Avoid financial pitfalls of later life romance
As we live longer a growing number of older people are making fresh starts in life in their 60s and beyond and rediscovering companionship and love.
There are a number of key financial planning issues for older couples getting together to consider to ensure they benefit from all the available tax breaks and protect themselves from unforeseen risks.
Later life romance financial challenges
Older people often bring different levels of wealth to a relationship and may also be very different ages. Both partners may want to keep their estates separate to prevent any children from previous marriages feeling they are being cheated out of some of their inheritance or having to wait for a new and possibly much younger partner to die before they inherit anything.
If they are moving into one home, whether married or not, the couple should at least make sure that any surviving partner still has access to the home on the death of the first and that they have enough to live on. Consideration should be given to the cost of potential nursing home fees in assessing this.
A legal agreement on this will prevent any risk of children not waiting to claim their inheritance and making the partner effectively homeless. In some situations this could end up being quite complex, involving pre-nuptial or post-nuptial agreements, wills and trust structures.
While considering this, couples should also review powers of attorney – deciding whom to entrust with authority to make decisions on their behalf if either loses their mental capacity. It is always wiser to put these in place before you need them.
To marry or not to marry?
A big question many people ask is whether they should marry or not. The considerations may go beyond romance.
First, it is important to dispel the myth of the “common-law” marriage. This is not recognised in law. To enjoy the tax and legal benefits of marriage you have to be in a proper marriage or civil partnership. “We lived together for years and were as good as married,” counts for nothing in the eyes of the law.
There are some risks to remarrying. If you are a widow enjoying a widow’s pension, remarrying may bring an end to that pension. One of my clients was married to a GP and would lose a substantial widow’s pension if she were to remarry, so it is important to check out the terms of any pension arrangements.
Equally there may be a widow’s or widower’s pension available to a husband or wife that would not be available to an unmarried partner.
From a tax perspective, though, there are a number of advantages to tying the knot – and not just to the couple themselves.
We all have a nil rate band – in lay terms, an inheritance tax (IHT) exemption – of £325,000.

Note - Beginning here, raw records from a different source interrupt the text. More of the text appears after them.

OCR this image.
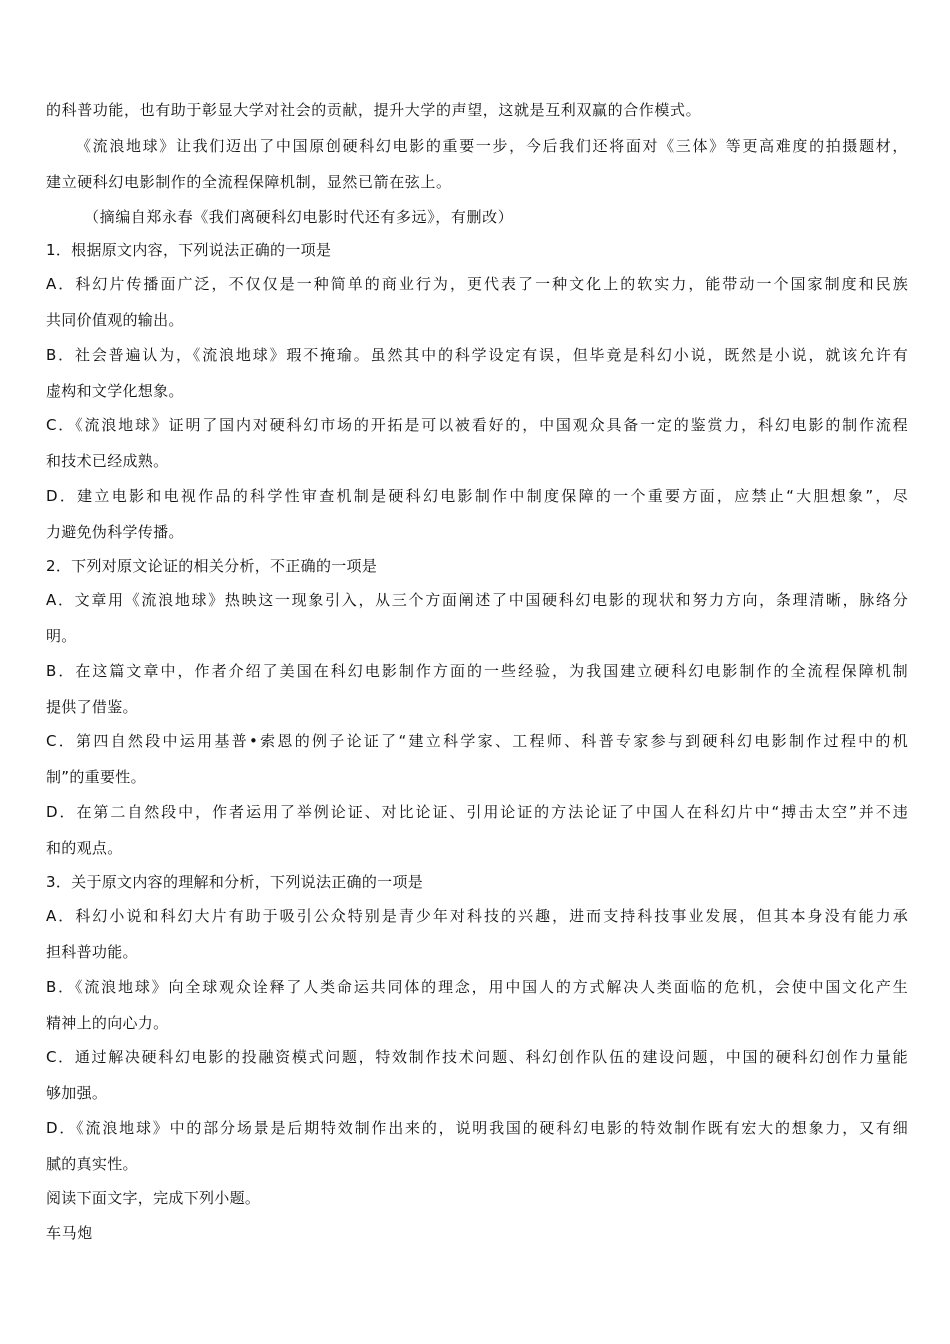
的科普功能，也有助于彰显大学对社会的贡献，提升大学的声望，这就是互利双赢的合作模式。
《流浪地球》让我们迈出了中国原创硬科幻电影的重要一步，今后我们还将面对《三体》等更高难度的拍摄题材，
建立硬科幻电影制作的全流程保障机制，显然已箭在弦上。
（摘编自郑永春《我们离硬科幻电影时代还有多远》，有删改）
1．根据原文内容，下列说法正确的一项是
A．科幻片传播面广泛，不仅仅是一种简单的商业行为，更代表了一种文化上的软实力，能带动一个国家制度和民族
共同价值观的输出。
B．社会普遍认为，《流浪地球》瑕不掩瑜。虽然其中的科学设定有误，但毕竟是科幻小说，既然是小说，就该允许有
虚构和文学化想象。
C．《流浪地球》证明了国内对硬科幻市场的开拓是可以被看好的，中国观众具备一定的鉴赏力，科幻电影的制作流程
和技术已经成熟。
D．建立电影和电视作品的科学性审查机制是硬科幻电影制作中制度保障的一个重要方面，应禁止“大胆想象”，尽
力避免伪科学传播。
2．下列对原文论证的相关分析，不正确的一项是
A．文章用《流浪地球》热映这一现象引入，从三个方面阐述了中国硬科幻电影的现状和努力方向，条理清晰，脉络分
明。
B．在这篇文章中，作者介绍了美国在科幻电影制作方面的一些经验，为我国建立硬科幻电影制作的全流程保障机制
提供了借鉴。
C．第四自然段中运用基普•索恩的例子论证了“建立科学家、工程师、科普专家参与到硬科幻电影制作过程中的机
制”的重要性。
D．在第二自然段中，作者运用了举例论证、对比论证、引用论证的方法论证了中国人在科幻片中“搏击太空”并不违
和的观点。
3．关于原文内容的理解和分析，下列说法正确的一项是
A．科幻小说和科幻大片有助于吸引公众特别是青少年对科技的兴趣，进而支持科技事业发展，但其本身没有能力承
担科普功能。
B．《流浪地球》向全球观众诠释了人类命运共同体的理念，用中国人的方式解决人类面临的危机，会使中国文化产生
精神上的向心力。
C．通过解决硬科幻电影的投融资模式问题，特效制作技术问题、科幻创作队伍的建设问题，中国的硬科幻创作力量能
够加强。
D．《流浪地球》中的部分场景是后期特效制作出来的，说明我国的硬科幻电影的特效制作既有宏大的想象力，又有细
腻的真实性。
阅读下面文字，完成下列小题。
车马炮
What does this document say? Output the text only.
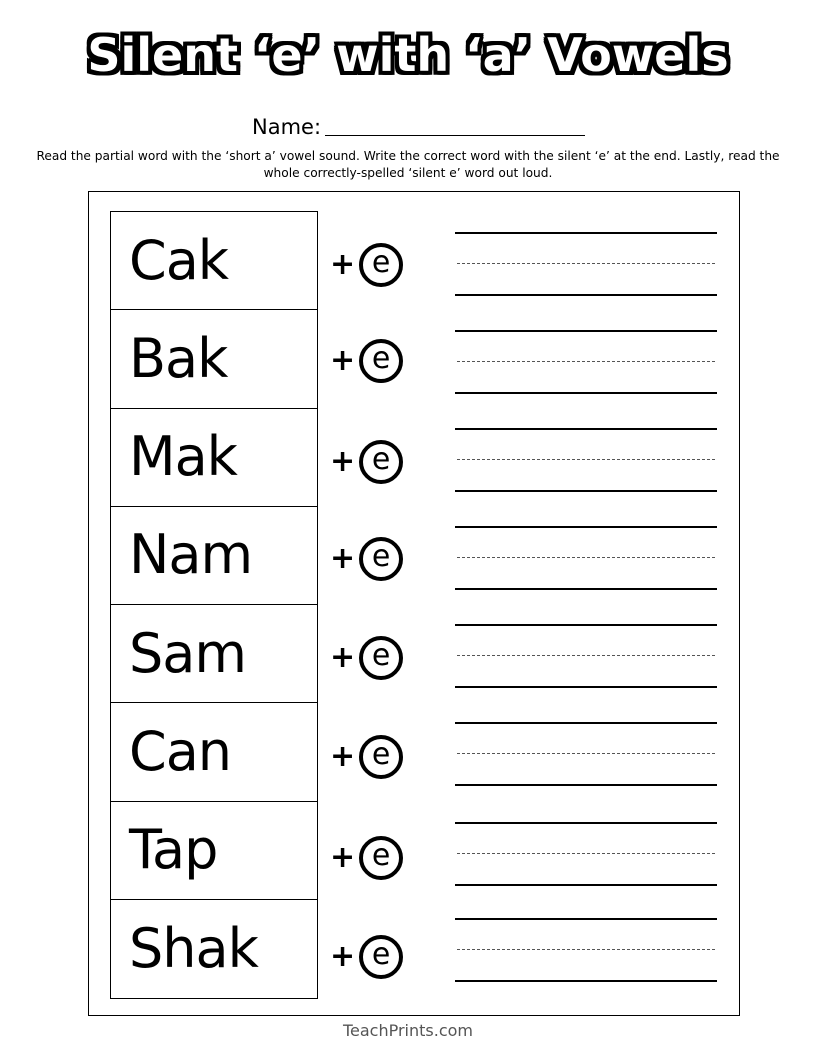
Silent ‘e’ with ‘a’ Vowels
Name:
Read the partial word with the ‘short a’ vowel sound. Write the correct word with the silent ‘e’ at the end. Lastly, read the whole correctly-spelled ‘silent e’ word out loud.
Cak
Bak
Mak
Nam
Sam
Can
Tap
Shak
+ e
+ e
+ e
+ e
+ e
+ e
+ e
+ e
TeachPrints.com
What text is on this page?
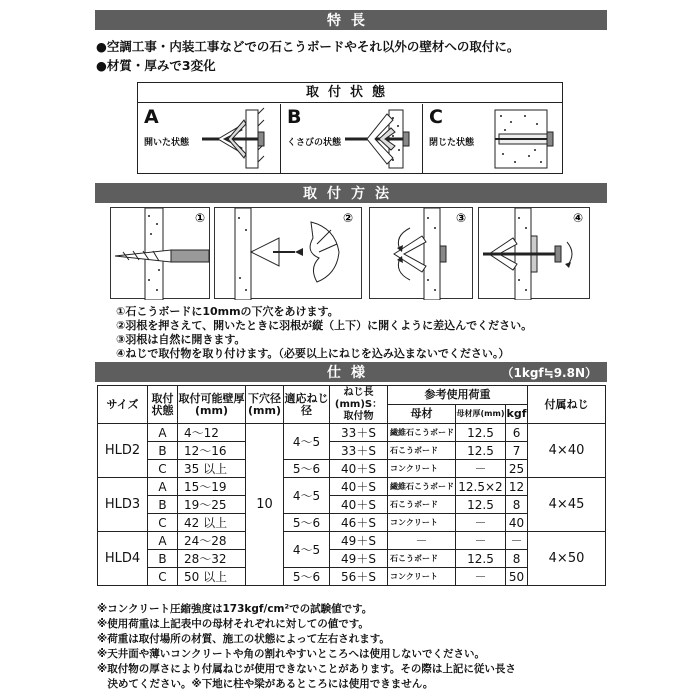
特長
●空調工事・内装工事などでの石こうボードやそれ以外の壁材への取付に。
●材質・厚みで3変化
取付状態
A
開いた状態
B
くさびの状態
C
閉じた状態
取付方法
①	②	③	④
①石こうボードに10mmの下穴をあけます。
②羽根を押さえて、開いたときに羽根が縦（上下）に開くように差込んでください。
③羽根は自然に開きます。
④ねじで取付物を取り付けます。（必要以上にねじを込み込まないでください。）
仕様	（1kgf≒9.8N）
サイズ	取付状態	取付可能壁厚(mm)	下穴径(mm)	適応ねじ径	ねじ長(mm)S：取付物	参考使用荷重			付属ねじ
						母材	母材厚(mm)	kgf	
HLD2	A	4～12	10	4～5	33＋S	繊維石こうボード	12.5	6	4×40
	B	12～16			33＋S	石こうボード	12.5	7	
	C	35 以上		5～6	40＋S	コンクリート	－	25	
HLD3	A	15～19		4～5	40＋S	繊維石こうボード	12.5×2	12	4×45
	B	19～25			40＋S	石こうボード	12.5	8	
	C	42 以上		5～6	46＋S	コンクリート	－	40	
HLD4	A	24～28		4～5	49＋S	－	－	－	4×50
	B	28～32			49＋S	石こうボード	12.5	8	
	C	50 以上		5～6	56＋S	コンクリート	－	50	
※コンクリート圧縮強度は173kgf/cm²での試験値です。
※使用荷重は上記表中の母材それぞれに対しての値です。
※荷重は取付場所の材質、施工の状態によって左右されます。
※天井面や薄いコンクリートや角の割れやすいところへは使用しないでください。
※取付物の厚さにより付属ねじが使用できないことがあります。その際は上記に従い長さ
　決めてください。※下地に柱や梁があるところには使用できません。
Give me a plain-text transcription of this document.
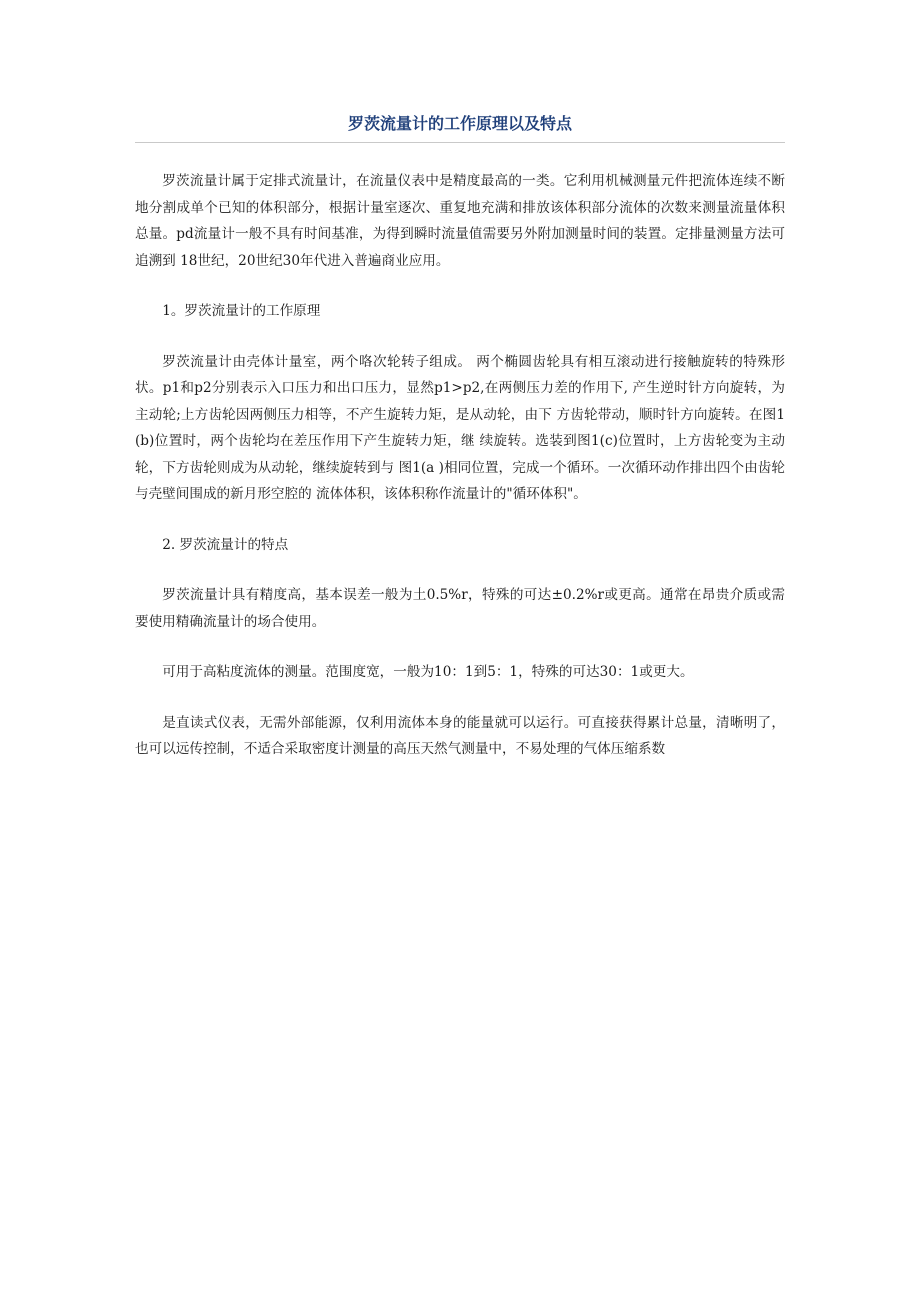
罗茨流量计的工作原理以及特点

罗茨流量计属于定排式流量计，在流量仪表中是精度最高的一类。它利用机械测量元件把流体连续不断地分割成单个已知的体积部分，根据计量室逐次、重复地充满和排放该体积部分流体的次数来测量流量体积总量。pd流量计一般不具有时间基准，为得到瞬时流量值需要另外附加测量时间的装置。定排量测量方法可追溯到 18世纪，20世纪30年代进入普遍商业应用。

1。罗茨流量计的工作原理

罗茨流量计由壳体计量室，两个咯次轮转子组成。 两个椭圆齿轮具有相互滚动进行接触旋转的特殊形状。p1和p2分别表示入口压力和出口压力，显然p1>p2,在两侧压力差的作用下, 产生逆时针方向旋转，为主动轮;上方齿轮因两侧压力相等，不产生旋转力矩，是从动轮，由下 方齿轮带动，顺时针方向旋转。在图1(b)位置时，两个齿轮均在差压作用下产生旋转力矩，继 续旋转。选装到图1(c)位置时，上方齿轮变为主动轮，下方齿轮则成为从动轮，继续旋转到与 图1(a )相同位置，完成一个循环。一次循环动作排出四个由齿轮与壳壁间围成的新月形空腔的 流体体积，该体积称作流量计的"循环体积"。

2. 罗茨流量计的特点

罗茨流量计具有精度高，基本误差一般为土0.5%r，特殊的可达±0.2%r或更高。通常在昂贵介质或需要使用精确流量计的场合使用。

可用于高粘度流体的测量。范围度宽，一般为10：1到5：1，特殊的可达30：1或更大。

是直读式仪表，无需外部能源，仅利用流体本身的能量就可以运行。可直接获得累计总量，清晰明了，也可以远传控制，不适合采取密度计测量的高压天然气测量中，不易处理的气体压缩系数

There is no IHT on the first death where assets pass between a married couple. Compare this to an unmarried couple where IHT is potentially payable on assets in excess of the £325,000 nil rate band. And for married couples the nil rate band is effectively £650,000 as when one spouse dies their allowance also passes to the remaining partner, assuming that it remains unused.
Since April 5th 2017 individuals have also been able to claim the Residence Nil Rate Band (RNRB) an additional allowance of £125,000 in respect of their home. The new tax allowance, which is subject to tapering for larger estates, will rise to £175,000 by 2020/21 – meaning a married couple can eventually expect to pass on £1m tax-free to any children who might inherit their estate. This might save any children a substantial amount in inheritance tax.
Another benefit for married couples is the ability to pass assets between spouses without triggering a charge to capital gains tax (CGT). With careful planning this might enable them to enjoy a much greater level of tax-free income.
We each have a basic tax-free personal allowance, currently £11,850 a year per person. There is also a dividend allowance and a savings allowance. Couples may be able to share their assets so that any income is divided more equally between them, enabling them to make full use of both partner’s allowances.
Married couples also have a marriage allowancethat allows one partner (husband, wife or civil partner) to pass £1,190 of their allowance to the other. This is useful if one partner’s taxable income is below the £11,850 threshold and the other’s is above – it could reduce your tax by up to £238 a year.
Pooling assets can also enable couples to make use of capital gains tax allowances and ISA allowances too.
What this all demonstrates is that bringing together two households in later life can be very complex and anyone in this position is strongly advised to see a financial adviser and a solicitor to help ensure they don’t make any costly mistakes. They’ll obviously also remind clients that their circumstances can change and tax treatments too – so regular reviews are highly advisable.